Rise Algorithms
EasyLambda provides commonly used generic function objects for the rise unit. These objects provide a wide variety of configurability in the form of properties specific to them. These properties are defined only for these function objects and are not to be confused with the properties that apply to units or dataflows.
All the function objects for rise are embellished with the split
property which configures how the data generated / loaded by the function object is to be shared among the processes. If it is set, the total data is split among the processes otherwise each process gets a full copy of the data.
Following are some of the common generic function objects for rise unit. Check demoFromFile and demoIO for usage examples of these function objects.
fromMem
It loads rows from a container or a C++ initializer list. It expects a container and streams rows with multiple columns to the dataflow. If the same list is apriori available to all the processes, splitting the data parallelizes the operation. however, if the list is already split amongst the processes i.e.. each process has different items in the list, then split
property is not required.
fromFile
It loads tabulated data from files in parallel. The types of the columns to be read into the tables can be specified using template parameters which can be either C++ primitives or std::array types. fromFile handles errors in reading and can read in a single file or multiple files simultaneously.
It has a comprehensive set of properties to configure. As one example, it can either impose a strict or a loose schema on the data read in. A strict schema ensures that the rows that have a different number of columns than specified are rejected. A loose schema ensures that extra columns get ignored and default values get filled in for rows that don’t have values for certain columns.
If the data stored in the files is segmented on certain columns and a reduce with key as the same columns needs to be applied, it can be carried out in–process if it is made sure that the same process reads the data unless the value in the key columns change. The fromFile function object provides a segmented property with column selection for the same.

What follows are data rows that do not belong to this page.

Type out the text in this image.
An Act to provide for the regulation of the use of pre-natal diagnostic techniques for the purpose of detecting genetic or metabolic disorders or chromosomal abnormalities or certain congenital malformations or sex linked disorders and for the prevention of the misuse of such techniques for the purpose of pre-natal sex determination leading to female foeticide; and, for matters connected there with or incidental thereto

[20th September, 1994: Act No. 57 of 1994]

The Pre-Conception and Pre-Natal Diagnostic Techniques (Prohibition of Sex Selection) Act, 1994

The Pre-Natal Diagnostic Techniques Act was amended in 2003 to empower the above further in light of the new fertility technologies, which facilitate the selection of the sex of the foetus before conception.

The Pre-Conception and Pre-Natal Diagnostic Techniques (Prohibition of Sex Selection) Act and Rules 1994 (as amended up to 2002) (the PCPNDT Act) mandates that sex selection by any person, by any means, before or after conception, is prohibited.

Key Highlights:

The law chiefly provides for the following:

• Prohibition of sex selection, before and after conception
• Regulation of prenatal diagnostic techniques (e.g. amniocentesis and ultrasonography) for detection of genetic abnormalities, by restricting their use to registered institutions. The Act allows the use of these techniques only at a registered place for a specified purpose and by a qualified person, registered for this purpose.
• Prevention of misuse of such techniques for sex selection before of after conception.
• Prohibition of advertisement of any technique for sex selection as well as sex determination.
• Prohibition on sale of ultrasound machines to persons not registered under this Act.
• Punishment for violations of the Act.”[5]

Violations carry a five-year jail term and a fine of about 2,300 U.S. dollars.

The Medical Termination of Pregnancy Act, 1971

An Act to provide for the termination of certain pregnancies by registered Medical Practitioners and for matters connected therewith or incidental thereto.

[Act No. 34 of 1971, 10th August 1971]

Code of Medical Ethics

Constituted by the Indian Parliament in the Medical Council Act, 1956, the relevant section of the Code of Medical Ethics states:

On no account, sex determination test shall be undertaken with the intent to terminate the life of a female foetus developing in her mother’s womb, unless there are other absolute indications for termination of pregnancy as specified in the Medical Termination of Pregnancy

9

It can also be used for reading in data with header information which needs to be attached to every row. This is a common requirement in physics simulation programs which dump out time–steps at the top of the files and the data rows for the time–step follow the header. The data loaded in such a manner is always segmented on the header column value.
iota
It can be thought of as a lazy range generator function. It calls the next unit with incrementing numbers within a specified range. The values of the generated range can be split among processes controlled by the split
property that is by default set.
kick
It calls the next unit a specified number of times with rows having no columns that translate to no parameter in the user function of the next unit. The split property can be used to control whether the number of calls will be total calls over all the processes or number of calls for each process. The split property is by default set.
fileNames
The function object loads all the file paths from a glob pattern. The file names can be shared among the processes with split property. It is useful in non text files such as images. The function object loads the file paths which then are passed to the next unit which can open the file and return the data.